Havana/Network snipers – some pro-government, others apparently dissidents – took credit this month for having “killed” Raúl Castro. It was a meter, they argued. They were supposedly taking the temperature of the country’s unrest and the professionalism of the media. The sequence was the same as always: the 94-year-old man was finally hospitalized and, surrounded by his loved ones, he finally died. The only difference was the intensity of the rumor.
But Raúl is still alive. All kinds of ailments have been attributed to him – anal cancer, stomach cancer, lung cancer, Alzheimer’s, cirrhosis, arthritis, dementia – and countless predictions have been made about the country that will remain, the factions of power and the future of Cuba, or what remains of it.
Rumors about the death of the historical figures are, however, a litmus test for the independent press. The multitude of “newspapers”, “platforms”, “digital”, “magazines” of little credibility and ephemeral life absorb the uncritical reader and hinder the informative work of those who do journalism about the Island. Not to mention the botsthe clarias and the always active profiles of the Ministry of the Interior, including those of influencers Castroists like El Necio.
However, the reality is often disconcerting. The death of Raúl Castro or Ramiro Valdés was expected, but the headline in September was the death of the Richelieu of Foreign Trade, Ricardo Cabrisas.
Sinking into a misery from which no one hopes to escape, life in Cuba continues to constantly deteriorate. A term is repeated in networks: “Option Zero”. The expression is usually used to designate the total shortage of oil. Now the meaning has spread and also defines the total paralysis of the country, the impossibility of working, studying or carrying out any activity, whether work or domestic.
There is constant talk of donations from various international organizations, from the UN and the European Union to countries of any ideological stripe.
There is constant talk of donations from various international organizations, from the UN and the European Union to countries of any ideological stripe.
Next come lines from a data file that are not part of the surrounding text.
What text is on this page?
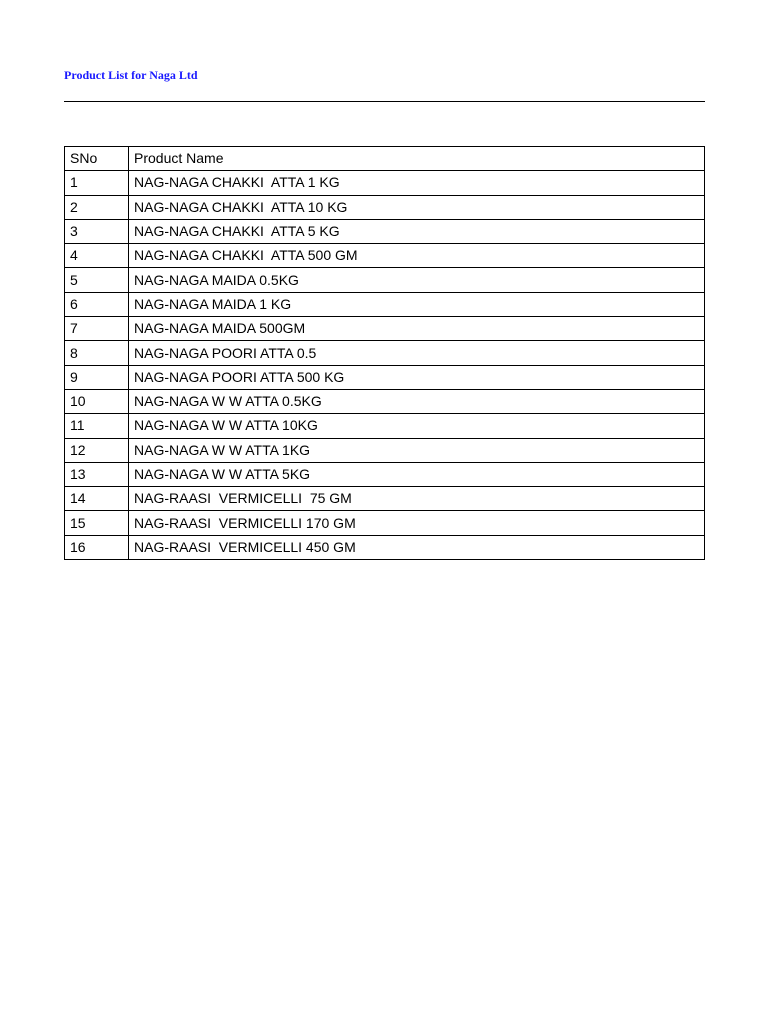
Product List for Naga Ltd
SNo	Product Name
1	NAG-NAGA CHAKKI  ATTA 1 KG
2	NAG-NAGA CHAKKI  ATTA 10 KG
3	NAG-NAGA CHAKKI  ATTA 5 KG
4	NAG-NAGA CHAKKI  ATTA 500 GM
5	NAG-NAGA MAIDA 0.5KG
6	NAG-NAGA MAIDA 1 KG
7	NAG-NAGA MAIDA 500GM
8	NAG-NAGA POORI ATTA 0.5
9	NAG-NAGA POORI ATTA 500 KG
10	NAG-NAGA W W ATTA 0.5KG
11	NAG-NAGA W W ATTA 10KG
12	NAG-NAGA W W ATTA 1KG
13	NAG-NAGA W W ATTA 5KG
14	NAG-RAASI  VERMICELLI  75 GM
15	NAG-RAASI  VERMICELLI 170 GM
16	NAG-RAASI  VERMICELLI 450 GM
However, users say, the humanitarian aid shipments are managed by the country’s Armed Forces and it is the military leaders who decide what destination to give it or if, as seems to be the case, they are going to retain it until the collapse is imminent.
Nobody escapes violence. Judging by the alleged beating that the first secretary of the Communist Party in Las Tunas received in his own home, being a picture of the “soul of the Revolution” has also become a high-risk sport. Osbel Lorenzo, elected last March after months of discontent and tensions caused by his predecessor, was beaten and robbed in his home in the Marabú neighborhood, according to several users. Their street, they add, is militarized and monitored by patrols.
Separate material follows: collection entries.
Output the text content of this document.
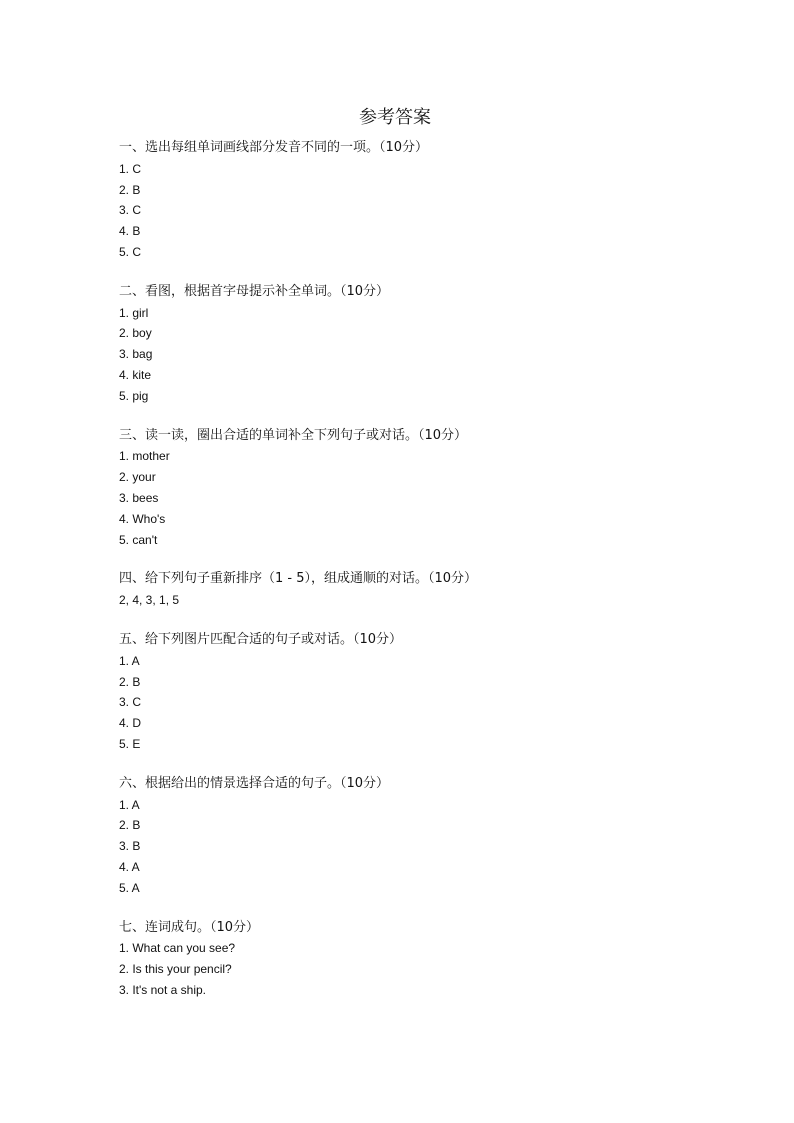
参考答案
一、选出每组单词画线部分发音不同的一项。（10分）
1. C
2. B
3. C
4. B
5. C
二、看图，根据首字母提示补全单词。（10分）
1. girl
2. boy
3. bag
4. kite
5. pig
三、读一读，圈出合适的单词补全下列句子或对话。（10分）
1. mother
2. your
3. bees
4. Who's
5. can't
四、给下列句子重新排序（1 - 5），组成通顺的对话。（10分）
2, 4, 3, 1, 5
五、给下列图片匹配合适的句子或对话。（10分）
1. A
2. B
3. C
4. D
5. E
六、根据给出的情景选择合适的句子。（10分）
1. A
2. B
3. B
4. A
5. A
七、连词成句。（10分）
1. What can you see?
2. Is this your pencil?
3. It's not a ship.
For his part, a police officer arrived at the Santa Clara provincial hospital with a wound to his neck. Apparently, according to rumors, his throat was partially slit during an operation. Similar cases, reported in other provinces, demonstrate that neither agents nor officials of the regime are immune to the increase in violence on the Island.
Other cases, which also reflect the severity of social unrest, have been the subject of rumor. They claim that they threw excrement on the façade of the state inspection office of the Ministry of the Food Industry in Santiago de Cuba. Fires in the eastern area have affected, it is said, some monuments and tombs of heroes. Users point to Fidel Castro’s mausoleum in the Santa Ifigenia cemetery as the “next victim.”
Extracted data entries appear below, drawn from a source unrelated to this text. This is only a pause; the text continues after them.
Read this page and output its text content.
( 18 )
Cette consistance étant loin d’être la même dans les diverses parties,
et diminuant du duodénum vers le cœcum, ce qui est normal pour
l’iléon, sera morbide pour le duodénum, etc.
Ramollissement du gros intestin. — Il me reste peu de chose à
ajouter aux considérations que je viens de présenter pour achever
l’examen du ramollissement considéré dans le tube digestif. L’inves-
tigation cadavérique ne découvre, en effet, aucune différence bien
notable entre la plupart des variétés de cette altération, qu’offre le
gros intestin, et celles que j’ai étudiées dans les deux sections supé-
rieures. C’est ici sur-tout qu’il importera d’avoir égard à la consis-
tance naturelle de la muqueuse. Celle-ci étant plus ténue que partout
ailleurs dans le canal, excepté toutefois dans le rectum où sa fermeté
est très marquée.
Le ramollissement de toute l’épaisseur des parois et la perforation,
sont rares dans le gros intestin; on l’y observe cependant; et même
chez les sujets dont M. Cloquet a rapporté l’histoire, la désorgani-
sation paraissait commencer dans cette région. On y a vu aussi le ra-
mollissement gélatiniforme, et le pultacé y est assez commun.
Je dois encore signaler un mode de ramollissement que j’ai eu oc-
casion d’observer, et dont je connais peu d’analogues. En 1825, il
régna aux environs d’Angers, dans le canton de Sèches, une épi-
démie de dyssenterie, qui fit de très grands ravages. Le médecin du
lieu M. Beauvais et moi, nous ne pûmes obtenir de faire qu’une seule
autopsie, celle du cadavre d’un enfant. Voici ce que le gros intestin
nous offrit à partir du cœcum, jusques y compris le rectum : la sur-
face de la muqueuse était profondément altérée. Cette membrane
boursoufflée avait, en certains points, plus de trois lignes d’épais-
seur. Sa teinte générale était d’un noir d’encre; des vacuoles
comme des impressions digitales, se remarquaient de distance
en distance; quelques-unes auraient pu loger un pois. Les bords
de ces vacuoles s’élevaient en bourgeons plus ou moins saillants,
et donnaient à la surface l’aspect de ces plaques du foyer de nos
Some rumors border on contradiction or joke, such as the alarm that spread in that same province due to the presence of an alleged cannibal.
Some rumors border on contradiction or joke, such as the alarm that spread in that same province due to the presence of an alleged cannibal who had stolen a supply book from a missing individual.
Two boats loaded with weapons for an imminent – and supposed – rebellion landed on the coast of Villa Clara this month, a user warns. The weapons, coming from the United States, will be used for an uprising that many in the networks see as imminent, given the anguish of Cubans in the face of poverty, shortages and blackouts that already seem to be the natural condition of the country.